Applaus für das FlüchtlingsheimCaritas und Alexianer geben ein neues Dach über dem Kopf

Innerhalb weniger Tage mussten die Mitarbeiter des Alexianer St. Hedwig- Krankenhauses in Berlin-Mitte ihre Büros im Elisabeth-Haus verlassen. Als sie Ende November bei einer Mitarbeiterversammlung erfuhren, warum, brandete Applaus auf: Es sollte ein Flüchtlingsheim werden.

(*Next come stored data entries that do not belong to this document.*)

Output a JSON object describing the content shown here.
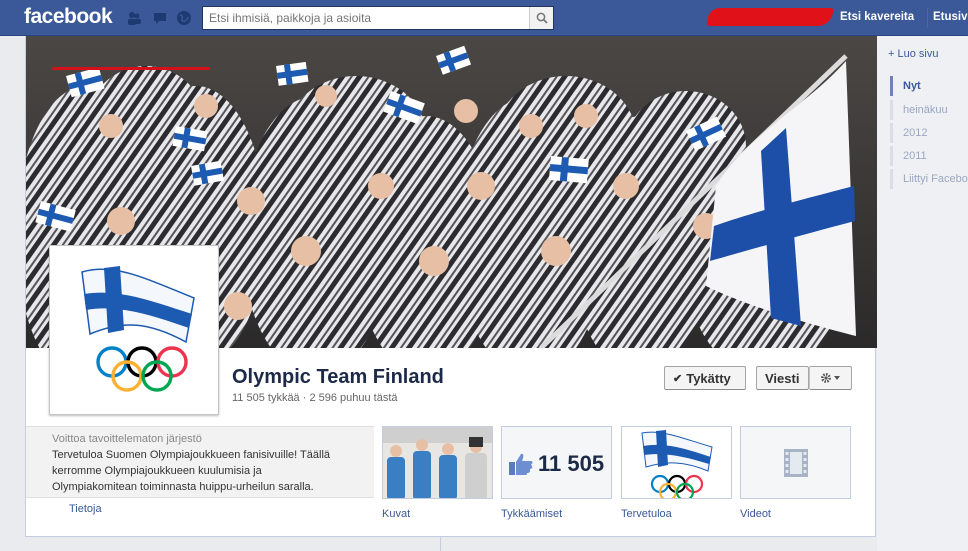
{
  "topbar": {
    "logo": "facebook",
    "search_placeholder": "Etsi ihmisiä, paikkoja ja asioita",
    "find_friends": "Etsi kavereita",
    "home": "Etusivu"
  },
  "sidebar": {
    "create_page": "+ Luo sivu",
    "timeline": [
      "Nyt",
      "heinäkuu",
      "2012",
      "2011",
      "Liittyi Facebookiin"
    ]
  },
  "page": {
    "title": "Olympic Team Finland",
    "stats": "11 505 tykkää · 2 596 puhuu tästä",
    "like_button": "Tykätty",
    "message_button": "Viesti",
    "category": "Voittoa tavoittelematon järjestö",
    "description": "Tervetuloa Suomen Olympiajoukkueen fanisivuille! Täällä kerromme Olympiajoukkueen kuulumisia ja Olympiakomitean toiminnasta huippu-urheilun saralla.",
    "about_link": "Tietoja"
  },
  "tiles": {
    "photos": "Kuvat",
    "likes": "Tykkäämiset",
    "likes_count": "11 505",
    "welcome": "Tervetuloa",
    "videos": "Videot"
  },
  "colors": {
    "brand": "#3b5998",
    "finland_blue": "#1d5ab2",
    "olympic_rings": [
      "#0081c8",
      "#fcb131",
      "#000000",
      "#00a651",
      "#ee334e"
    ]
  }
}
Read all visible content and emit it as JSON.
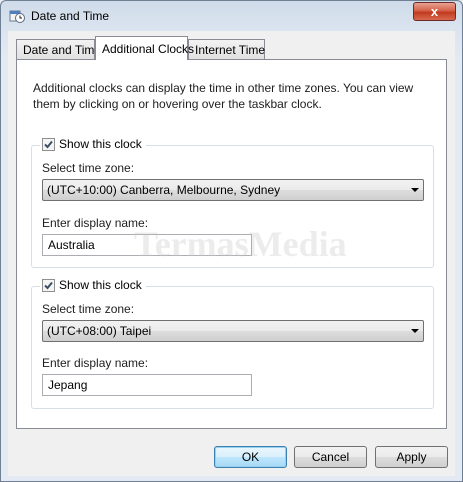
{
  "window": {
    "title": "Date and Time",
    "close_glyph": "x"
  },
  "tabs": [
    {
      "label": "Date and Time",
      "active": false
    },
    {
      "label": "Additional Clocks",
      "active": true
    },
    {
      "label": "Internet Time",
      "active": false
    }
  ],
  "additional_clocks": {
    "intro": "Additional clocks can display the time in other time zones. You can view them by clicking on or hovering over the taskbar clock.",
    "clocks": [
      {
        "show_label": "Show this clock",
        "checked": true,
        "timezone_label": "Select time zone:",
        "timezone_value": "(UTC+10:00) Canberra, Melbourne, Sydney",
        "display_name_label": "Enter display name:",
        "display_name_value": "Australia"
      },
      {
        "show_label": "Show this clock",
        "checked": true,
        "timezone_label": "Select time zone:",
        "timezone_value": "(UTC+08:00) Taipei",
        "display_name_label": "Enter display name:",
        "display_name_value": "Jepang"
      }
    ]
  },
  "buttons": {
    "ok": "OK",
    "cancel": "Cancel",
    "apply": "Apply"
  },
  "watermark": "TermasMedia",
  "colors": {
    "close_button": "#c23a1f",
    "default_button_border": "#3c7fb1",
    "checkmark": "#3d4e66"
  }
}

Das berichtet Alexander Grafe, Regionalgeschäftsführer der Alexianer St. Hedwig Kliniken Berlin GmbH: „Ich bin wirklich stolz auf die Truppe. Denn einige sind nur vier Wochen vorher überhaupt eingezogen.“ Weder Anwohner noch Mitarbeiter erfuhren zunächst von dem Vorhaben, dass am 8. Dezember aus dem Elisabeth-Haus ein Flüchtlingsheim werden sollte. „Wir wollten gegenüber den Mitarbeitern und auch den Anwohnern so transparent wie möglich sein und sie ins Boot holen, aber wir wollten erst sicher sein, dass alles klappt“, erläutert Grafe. Caritas-Regionalleiter Frank Petratschek soll das Haus als „gute Option“ bezeichnet haben und als auch alle anderen beteiligten Institutionen grünes Licht gaben, wurden die Mitarbeiter informiert.

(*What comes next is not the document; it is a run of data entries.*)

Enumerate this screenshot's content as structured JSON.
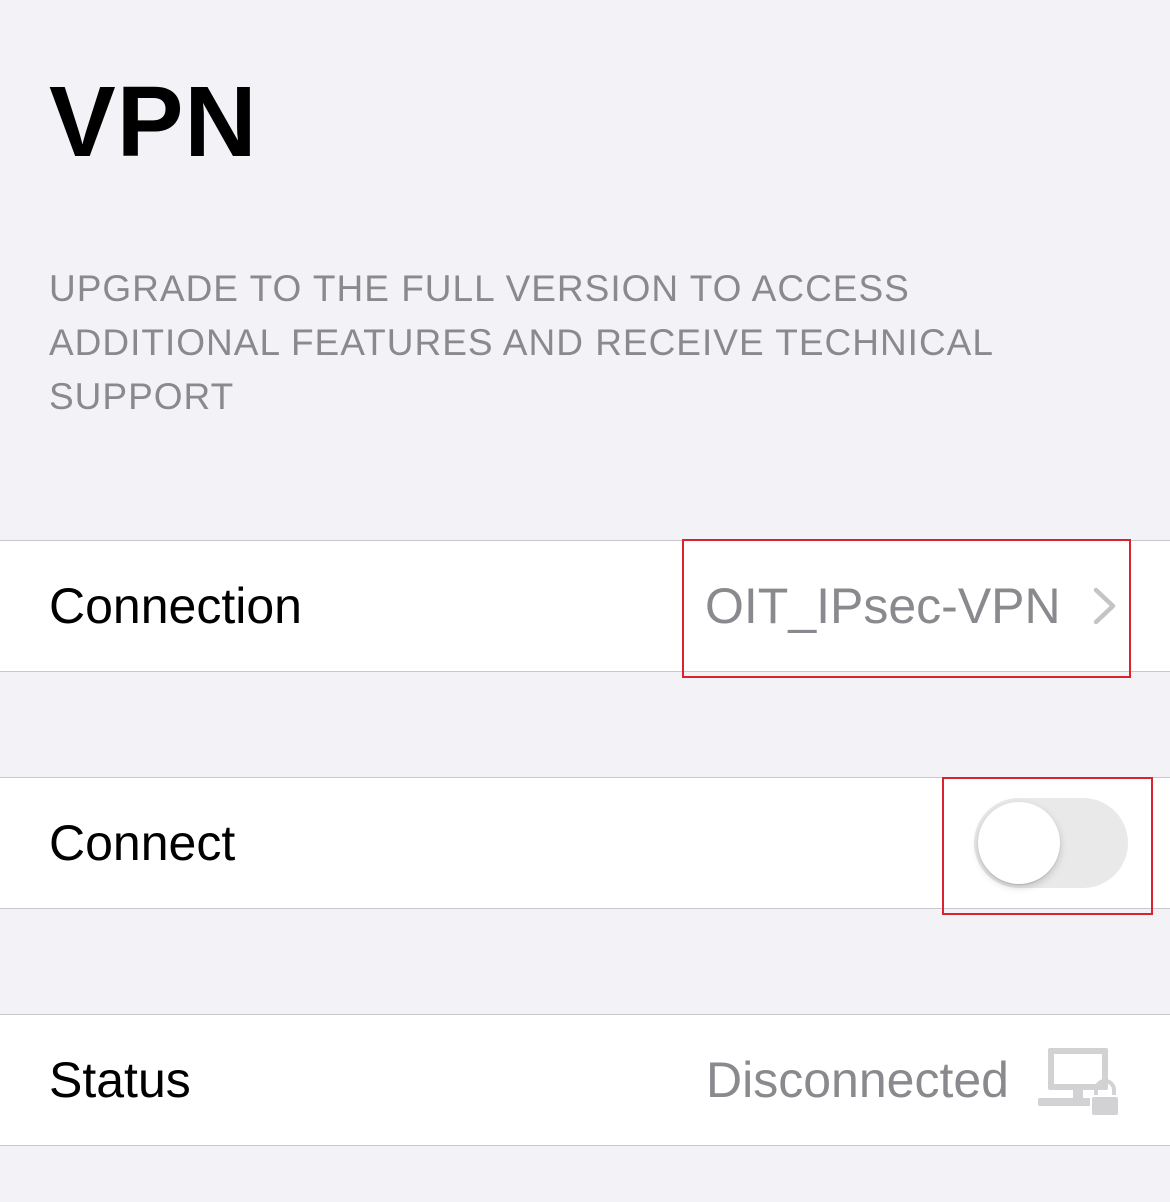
{
  "header": {
    "title": "VPN"
  },
  "upgrade_note": {
    "lines": [
      "UPGRADE TO THE FULL VERSION TO ACCESS",
      "ADDITIONAL FEATURES AND RECEIVE TECHNICAL",
      "SUPPORT"
    ]
  },
  "connection_row": {
    "label": "Connection",
    "value": "OIT_IPsec-VPN",
    "accessory_icon": "chevron-right-icon"
  },
  "connect_row": {
    "label": "Connect",
    "toggle_on": false
  },
  "status_row": {
    "label": "Status",
    "value": "Disconnected",
    "icon": "computer-lock-icon"
  },
  "colors": {
    "background": "#f2f2f7",
    "cell_background": "#ffffff",
    "secondary_text": "#8a8a8e",
    "separator": "#c8c8cc",
    "highlight_box": "#d9232e",
    "toggle_off_track": "#e9e9ea"
  }
}
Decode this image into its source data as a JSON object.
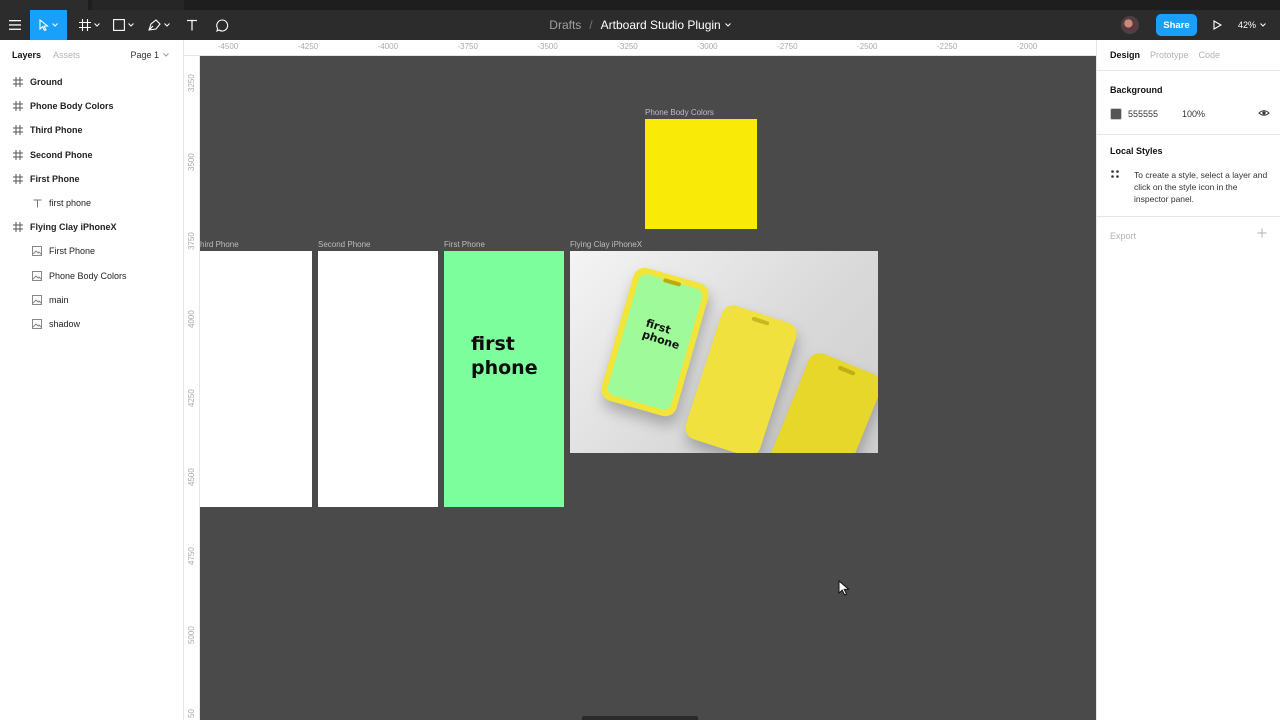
{
  "toolbar": {
    "breadcrumb_folder": "Drafts",
    "breadcrumb_separator": "/",
    "file_name": "Artboard Studio Plugin",
    "share_label": "Share",
    "zoom_level": "42%"
  },
  "left_panel": {
    "tabs": {
      "layers": "Layers",
      "assets": "Assets"
    },
    "page_selector": "Page 1",
    "layers": [
      {
        "label": "Ground",
        "type": "frame"
      },
      {
        "label": "Phone Body Colors",
        "type": "frame"
      },
      {
        "label": "Third Phone",
        "type": "frame"
      },
      {
        "label": "Second Phone",
        "type": "frame"
      },
      {
        "label": "First Phone",
        "type": "frame"
      },
      {
        "label": "first phone",
        "type": "text"
      },
      {
        "label": "Flying Clay iPhoneX",
        "type": "frame"
      },
      {
        "label": "First Phone",
        "type": "image"
      },
      {
        "label": "Phone Body Colors",
        "type": "image"
      },
      {
        "label": "main",
        "type": "image"
      },
      {
        "label": "shadow",
        "type": "image"
      }
    ]
  },
  "rulers": {
    "horizontal": [
      "-4500",
      "-4250",
      "-4000",
      "-3750",
      "-3500",
      "-3250",
      "-3000",
      "-2750",
      "-2500",
      "-2250",
      "-2000"
    ],
    "vertical": [
      "3250",
      "3500",
      "3750",
      "4000",
      "4250",
      "4500",
      "4750",
      "5000",
      "50"
    ]
  },
  "canvas": {
    "background": "#4a4a4a",
    "artboards": {
      "phone_body_colors": {
        "label": "Phone Body Colors",
        "color": "#f9ea07"
      },
      "third_phone": {
        "label": "Third Phone",
        "visible_label": "hird Phone",
        "color": "#ffffff"
      },
      "second_phone": {
        "label": "Second Phone",
        "color": "#ffffff"
      },
      "first_phone": {
        "label": "First Phone",
        "color": "#7dfe9c",
        "text_line1": "first",
        "text_line2": "phone"
      },
      "flying_clay": {
        "label": "Flying Clay iPhoneX",
        "screen_text_line1": "first",
        "screen_text_line2": "phone"
      }
    }
  },
  "right_panel": {
    "tabs": {
      "design": "Design",
      "prototype": "Prototype",
      "code": "Code"
    },
    "background_title": "Background",
    "background_hex": "555555",
    "background_opacity": "100%",
    "background_color": "#555555",
    "local_styles_title": "Local Styles",
    "local_styles_help": "To create a style, select a layer and click on the style icon in the inspector panel.",
    "export_label": "Export"
  },
  "colors": {
    "accent": "#18a0fb",
    "toolbar_bg": "#2c2c2c"
  }
}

Die Anwohner wurden zu einer Versammlung eingeladen und anliegende Institutionen bekamen Briefe. „Wegen der vielen verschiedenen Religionen und Konfessionen, die hier ansässig sind, heißt der Kiez hier ‚Toleranzviertel‘“, sagt Grafe. „Und jeder hier hat diesem Namen alle Ehre gegeben.“ Zu der Versammlung seien zwar nicht viele gekommen, aber die, die kamen, boten sofort Hilfe an und die, die nicht kamen, standen in der kommenden Woche im Sekretariat oder schrieben E-Mails, um ebenfalls zu fragen, wie sie sich nützlich machen könnten, erzählt Grafe weiter.

Auch die Rabbinerin Gesa S. Ederberg von der jüdischen Gemeinde in der Nähe des Krankenhauses wollte das Vorhaben unterstützen und Schüler des jüdischen Gymnasiums halfen, die Betten im neuen Flüchtlingsheim aufzubauen.

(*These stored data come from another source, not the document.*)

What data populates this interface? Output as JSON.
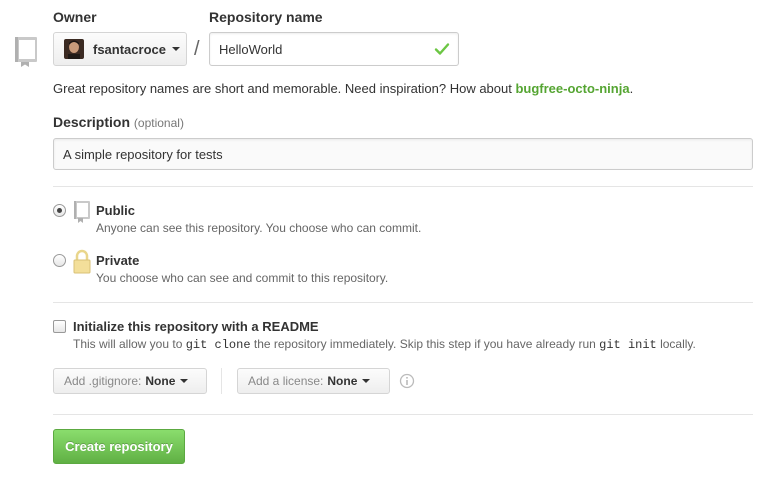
{
  "owner": {
    "label": "Owner",
    "name": "fsantacroce"
  },
  "repository": {
    "label": "Repository name",
    "value": "HelloWorld",
    "separator": "/"
  },
  "hint": {
    "text": "Great repository names are short and memorable. Need inspiration? How about ",
    "suggestion": "bugfree-octo-ninja",
    "end": "."
  },
  "description": {
    "label": "Description",
    "optional": "(optional)",
    "value": "A simple repository for tests"
  },
  "visibility": {
    "public": {
      "title": "Public",
      "desc": "Anyone can see this repository. You choose who can commit.",
      "selected": true
    },
    "private": {
      "title": "Private",
      "desc": "You choose who can see and commit to this repository.",
      "selected": false
    }
  },
  "readme": {
    "title": "Initialize this repository with a README",
    "desc_1": "This will allow you to ",
    "code_1": "git clone",
    "desc_2": " the repository immediately. Skip this step if you have already run ",
    "code_2": "git init",
    "desc_3": " locally.",
    "checked": false
  },
  "gitignore": {
    "label": "Add .gitignore:",
    "value": "None"
  },
  "license": {
    "label": "Add a license:",
    "value": "None"
  },
  "submit": {
    "label": "Create repository"
  },
  "colors": {
    "suggestion_green": "#55a532",
    "button_green": "#60b044",
    "check_green": "#6cc644"
  }
}
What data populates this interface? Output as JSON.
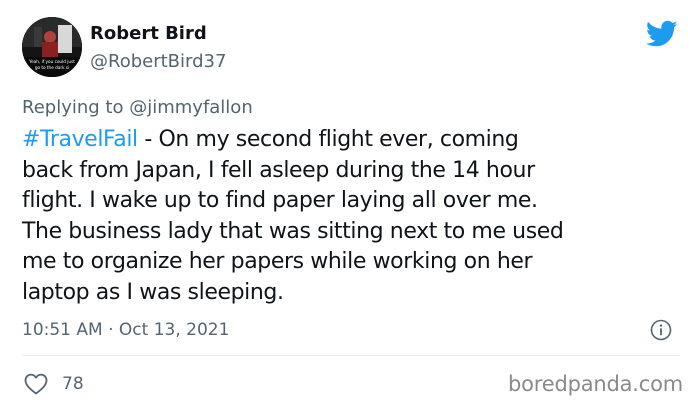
{
  "author": {
    "name": "Robert Bird",
    "handle": "@RobertBird37",
    "avatar_caption_line1": "Yeah, if you could just",
    "avatar_caption_line2": "go to the dark si"
  },
  "reply": {
    "prefix": "Replying to",
    "mention": "@jimmyfallon"
  },
  "tweet": {
    "hashtag": "#TravelFail",
    "line1_rest": " - On my second flight ever, coming",
    "line2": "back from Japan, I fell asleep during the 14 hour",
    "line3": "flight. I wake up to find paper laying all over me.",
    "line4": "The business lady that was sitting next to me used",
    "line5": "me to organize her papers while working on her",
    "line6": "laptop as I was sleeping."
  },
  "meta": {
    "timestamp": "10:51 AM · Oct 13, 2021"
  },
  "engagement": {
    "likes": "78"
  },
  "watermark": "boredpanda.com",
  "icons": {
    "brand": "twitter-bird-icon",
    "info": "info-icon",
    "like": "heart-icon"
  },
  "colors": {
    "accent": "#1d9bf0",
    "text": "#0f1419",
    "secondary": "#536471"
  }
}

Werke der Barmherzigkeit ohne Gewinnstreben

Dabei sei das Krankenhaus gar nicht der richtige Ansprechpartner, denn die Alexianer stellen „nur“ das Haus zur Verfügung. „Ohne merkantile Interessen!“, betont Grafe. Er begründet das Engagement des St. Hedwig- Krankenhauses in Zusammenarbeit mit der Caritas-Flüchtlingshilfe damit, dass sie alle nun zeigen können, dass sie die Werke der Barmherzigkeit nicht nur in einem beruflichen Kontext umsetzen können und wollen.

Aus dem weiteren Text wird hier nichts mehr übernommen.